While the plaintiff's motion seeking an order granting her summary judgment on her first and second causes of action has been granted, the same application is hereby denied without prejudice in relation to the third and fourth causes of action. Those causes of action, which seek damages for the commencement of an unrelated family offense petition that was settled between the parties years ago, are not discussed in the plaintiff's moving papers. Moreover, even a liberal reading of the plaintiff's summons and complaint fails to elucidate the legal basis for either of those causes of action.

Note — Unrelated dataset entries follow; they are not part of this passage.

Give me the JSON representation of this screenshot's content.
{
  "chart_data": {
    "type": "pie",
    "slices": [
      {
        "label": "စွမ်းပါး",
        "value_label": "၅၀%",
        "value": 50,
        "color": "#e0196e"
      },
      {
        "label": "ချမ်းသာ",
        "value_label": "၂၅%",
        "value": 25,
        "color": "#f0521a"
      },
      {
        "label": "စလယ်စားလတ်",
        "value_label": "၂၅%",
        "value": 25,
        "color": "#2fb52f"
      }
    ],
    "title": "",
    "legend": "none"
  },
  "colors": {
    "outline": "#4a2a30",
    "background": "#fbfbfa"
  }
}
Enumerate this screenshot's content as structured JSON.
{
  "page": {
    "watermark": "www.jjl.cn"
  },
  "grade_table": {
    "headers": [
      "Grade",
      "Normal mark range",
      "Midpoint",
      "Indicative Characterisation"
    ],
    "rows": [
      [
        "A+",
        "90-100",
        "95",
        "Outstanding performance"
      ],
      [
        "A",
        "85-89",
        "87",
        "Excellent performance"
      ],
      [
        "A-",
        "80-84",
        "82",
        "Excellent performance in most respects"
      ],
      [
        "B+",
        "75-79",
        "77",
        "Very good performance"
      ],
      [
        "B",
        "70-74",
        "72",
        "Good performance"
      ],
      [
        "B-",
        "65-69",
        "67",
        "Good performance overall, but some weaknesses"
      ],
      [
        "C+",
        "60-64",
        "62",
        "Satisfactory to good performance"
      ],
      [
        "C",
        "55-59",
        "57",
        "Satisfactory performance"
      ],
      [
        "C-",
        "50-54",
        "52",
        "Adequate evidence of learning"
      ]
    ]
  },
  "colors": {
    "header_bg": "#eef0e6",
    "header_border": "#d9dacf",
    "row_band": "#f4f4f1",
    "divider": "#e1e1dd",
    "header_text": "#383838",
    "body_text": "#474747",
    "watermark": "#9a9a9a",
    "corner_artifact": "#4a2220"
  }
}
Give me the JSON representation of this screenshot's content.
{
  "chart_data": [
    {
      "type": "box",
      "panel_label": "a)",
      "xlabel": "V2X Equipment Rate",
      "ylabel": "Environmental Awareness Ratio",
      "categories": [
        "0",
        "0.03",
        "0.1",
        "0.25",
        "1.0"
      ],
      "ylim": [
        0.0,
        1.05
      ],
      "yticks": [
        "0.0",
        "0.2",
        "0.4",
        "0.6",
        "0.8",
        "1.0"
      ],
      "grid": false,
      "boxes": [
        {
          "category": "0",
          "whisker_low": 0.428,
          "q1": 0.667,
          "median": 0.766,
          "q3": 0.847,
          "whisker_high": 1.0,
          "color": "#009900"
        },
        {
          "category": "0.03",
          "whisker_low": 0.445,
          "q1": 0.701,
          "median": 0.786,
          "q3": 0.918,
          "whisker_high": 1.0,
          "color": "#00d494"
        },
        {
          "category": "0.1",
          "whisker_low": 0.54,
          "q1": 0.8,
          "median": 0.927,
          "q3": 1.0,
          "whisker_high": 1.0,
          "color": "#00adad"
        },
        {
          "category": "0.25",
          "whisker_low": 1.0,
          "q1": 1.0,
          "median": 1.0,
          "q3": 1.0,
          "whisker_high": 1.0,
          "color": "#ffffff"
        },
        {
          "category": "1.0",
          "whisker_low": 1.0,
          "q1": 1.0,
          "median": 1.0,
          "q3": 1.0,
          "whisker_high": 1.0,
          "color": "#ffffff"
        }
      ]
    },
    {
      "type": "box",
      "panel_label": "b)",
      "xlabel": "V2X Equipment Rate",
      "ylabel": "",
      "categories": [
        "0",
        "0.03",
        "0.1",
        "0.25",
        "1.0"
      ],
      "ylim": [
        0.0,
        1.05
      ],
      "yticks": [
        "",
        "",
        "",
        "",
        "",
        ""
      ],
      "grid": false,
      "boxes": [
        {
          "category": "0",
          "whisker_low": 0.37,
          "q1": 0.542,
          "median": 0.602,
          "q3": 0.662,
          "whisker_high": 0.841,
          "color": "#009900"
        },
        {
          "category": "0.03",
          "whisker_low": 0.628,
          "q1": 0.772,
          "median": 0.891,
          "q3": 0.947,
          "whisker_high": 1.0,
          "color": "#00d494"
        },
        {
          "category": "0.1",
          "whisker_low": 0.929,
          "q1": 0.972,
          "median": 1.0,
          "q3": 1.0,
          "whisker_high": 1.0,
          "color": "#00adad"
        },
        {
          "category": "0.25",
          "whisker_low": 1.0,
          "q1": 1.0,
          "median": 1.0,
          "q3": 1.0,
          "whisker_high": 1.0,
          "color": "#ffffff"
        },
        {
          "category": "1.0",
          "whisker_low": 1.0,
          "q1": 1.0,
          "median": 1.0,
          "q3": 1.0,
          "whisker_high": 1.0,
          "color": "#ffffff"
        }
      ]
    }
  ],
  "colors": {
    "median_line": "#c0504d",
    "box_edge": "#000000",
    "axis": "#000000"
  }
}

This constitutes the decision and order of the court on all issues raised in relation to motion sequence numbers 001 and 002. While partial summary judgment has been granted on liability, the issue of damages relating to all of the causes of action addressed herein is referred to the trial of this action. Moreover, any issues that were raised in those applications, but not specifically addressed herein, are hereby denied without prejudice. Finally, the court notes that the plaintiff has failed to establish the legal basis for her request for counsel fees. Generally, a party must pay his or her own attorney's fee unless an award is authorized by an agreement [*6]between the parties, or by statute. (See Gray v Hilltop Vil. Coop. # Three, Inc., 50 AD3d 739 [2d Dept 2008].){**70 Misc 3d at 1105}
Counsel are hereby directed to exchange any outstanding discovery and to appear for a final compliance conference which shall be conducted virtually on March 2, 2021, at 3:00 p.m. via Microsoft Teams. Plaintiff's counsel is hereby directed to serve a copy of this decision and order on the defendants.